Yes, it may cost a few points, or it may cost a team an entire game or competition, but in the long run, a young person will remember that someone, somewhere took a stand and held a firm grip on education first.
Friends of stadium discuss their goals
From: Dave Conrad
Board of directors
Friends of Joe Cannon Stadium (FOJCS)
In response to Pat O'Malley's column of August 3, we would like to correct some inaccuracies and misconceptions made by Mr. O'Malley in reference to the Friends of Joe Cannon Stadium, Lew Holmes and the recent Continental Amateur Baseball Association (CABA) Tournament.
First, we'd like to say that, although it was not our original intention, the FOJCS ended up sponsoring the CABA Tournament, financially and otherwise, mainly due to a lack of support from other sources. And while we're not looking for thanks or congratulations, we think it should be given where credit is due.
We'll be the first to echo the praise O'Malley heaped on Lew for his long service to youth baseball. In fact, we were pleased to have the honor of presenting Lew with the award for Outstanding Service to Amateur Baseball at the FOJCS First Annual Scholar-Athlete Awards Dinner held June 2.
The FOJCS has been in existence only since January. We're proud of our remarkable accomplishments in that short time:
* the Scholar-Athlete Banquet, honoring outstanding contribution and performance in amateur baseball while promoting excellence on the field and in the classroom.
* the Anne Arundel County Senior All-Star Baseball Classic, showcasing the county's top high school senior players.

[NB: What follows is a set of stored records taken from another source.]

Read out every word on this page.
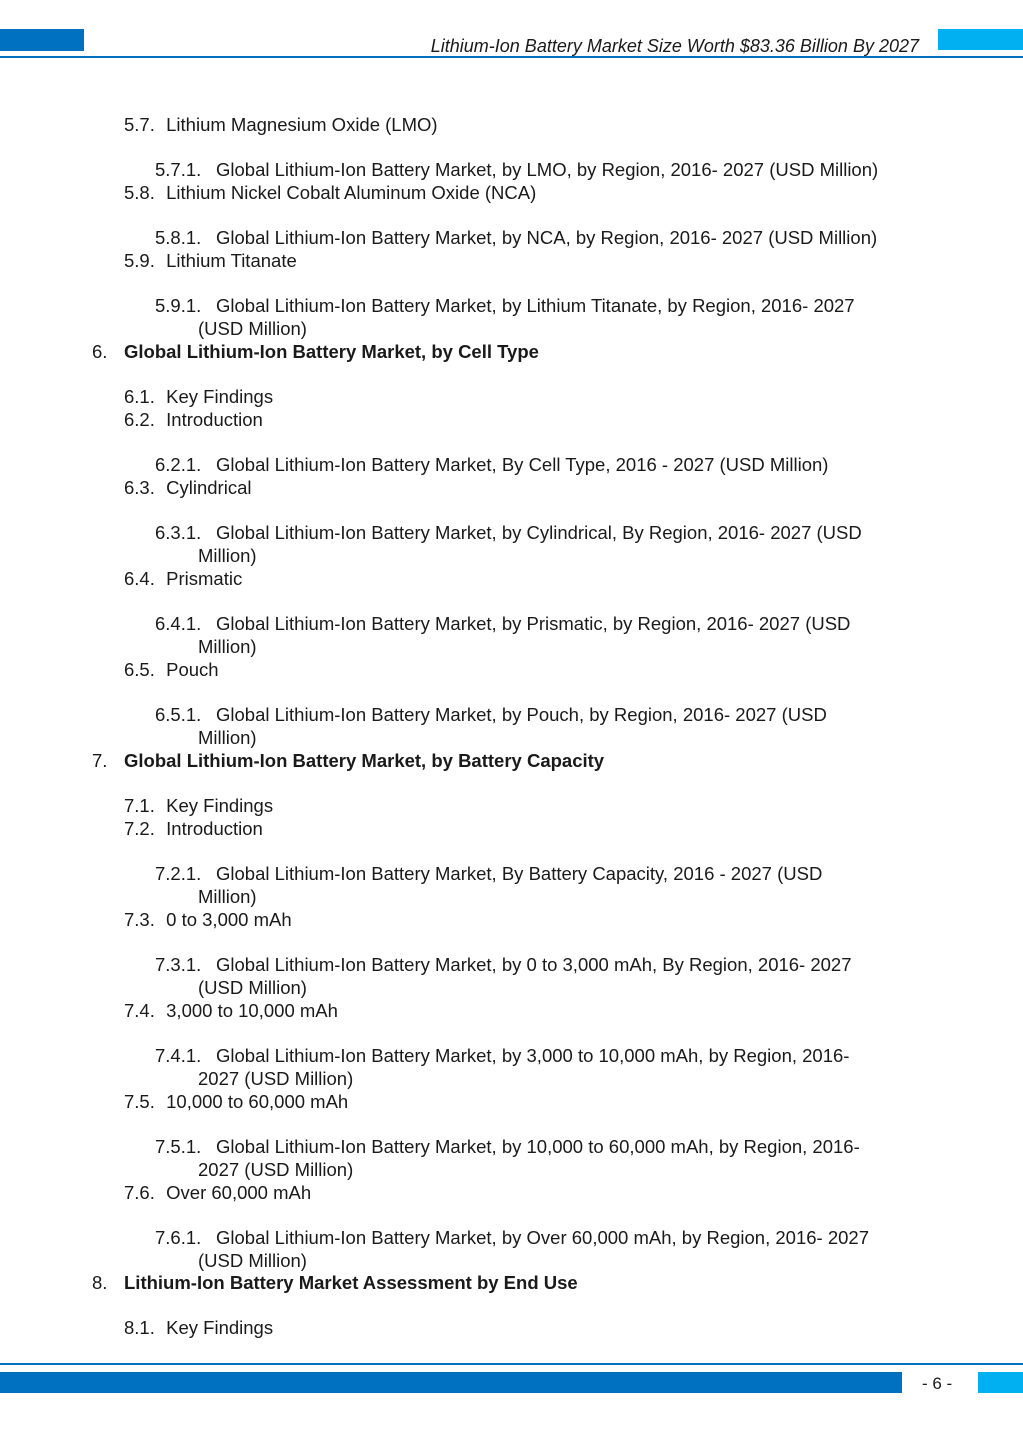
Lithium-Ion Battery Market Size Worth $83.36 Billion By 2027
5.7. Lithium Magnesium Oxide (LMO)
5.7.1. Global Lithium-Ion Battery Market, by LMO, by Region, 2016- 2027 (USD Million)
5.8. Lithium Nickel Cobalt Aluminum Oxide (NCA)
5.8.1. Global Lithium-Ion Battery Market, by NCA, by Region, 2016- 2027 (USD Million)
5.9. Lithium Titanate
5.9.1. Global Lithium-Ion Battery Market, by Lithium Titanate, by Region, 2016- 2027
(USD Million)
6. Global Lithium-Ion Battery Market, by Cell Type
6.1. Key Findings
6.2. Introduction
6.2.1. Global Lithium-Ion Battery Market, By Cell Type, 2016 - 2027 (USD Million)
6.3. Cylindrical
6.3.1. Global Lithium-Ion Battery Market, by Cylindrical, By Region, 2016- 2027 (USD
Million)
6.4. Prismatic
6.4.1. Global Lithium-Ion Battery Market, by Prismatic, by Region, 2016- 2027 (USD
Million)
6.5. Pouch
6.5.1. Global Lithium-Ion Battery Market, by Pouch, by Region, 2016- 2027 (USD
Million)
7. Global Lithium-Ion Battery Market, by Battery Capacity
7.1. Key Findings
7.2. Introduction
7.2.1. Global Lithium-Ion Battery Market, By Battery Capacity, 2016 - 2027 (USD
Million)
7.3. 0 to 3,000 mAh
7.3.1. Global Lithium-Ion Battery Market, by 0 to 3,000 mAh, By Region, 2016- 2027
(USD Million)
7.4. 3,000 to 10,000 mAh
7.4.1. Global Lithium-Ion Battery Market, by 3,000 to 10,000 mAh, by Region, 2016-
2027 (USD Million)
7.5. 10,000 to 60,000 mAh
7.5.1. Global Lithium-Ion Battery Market, by 10,000 to 60,000 mAh, by Region, 2016-
2027 (USD Million)
7.6. Over 60,000 mAh
7.6.1. Global Lithium-Ion Battery Market, by Over 60,000 mAh, by Region, 2016- 2027
(USD Million)
8. Lithium-Ion Battery Market Assessment by End Use
8.1. Key Findings
- 6 -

* the CABA Tournament, pitting top local teams against teams from across the country.
In so doing, we are promoting Anne Arundel County as a hotbed of baseball talent and promoting Joe Cannon Stadium as a first-class baseball facility.
All three events have been successful, bringing together various factions and leagues working toward such common goals as providing volunteer support and financial assistance to Cannon Stadium, improving playing conditions for local teams, and furthering community and corporate involvement.
Like Lew, we're all dedicated, sincere and unselfish, but we realize that the stadium was not built, nor the FOJCS created, to serve special interests. But rest assured that Cannon Stadium is being run strictly for amateur teams. The county makes sure of that and the FOJCS concurs as evidenced by its by-laws.
Concerning the election of our president, Dave Conrad, it's true that he was appointed at the first organizational meeting, but the Board of Directors formally elected him at our first Board meeting.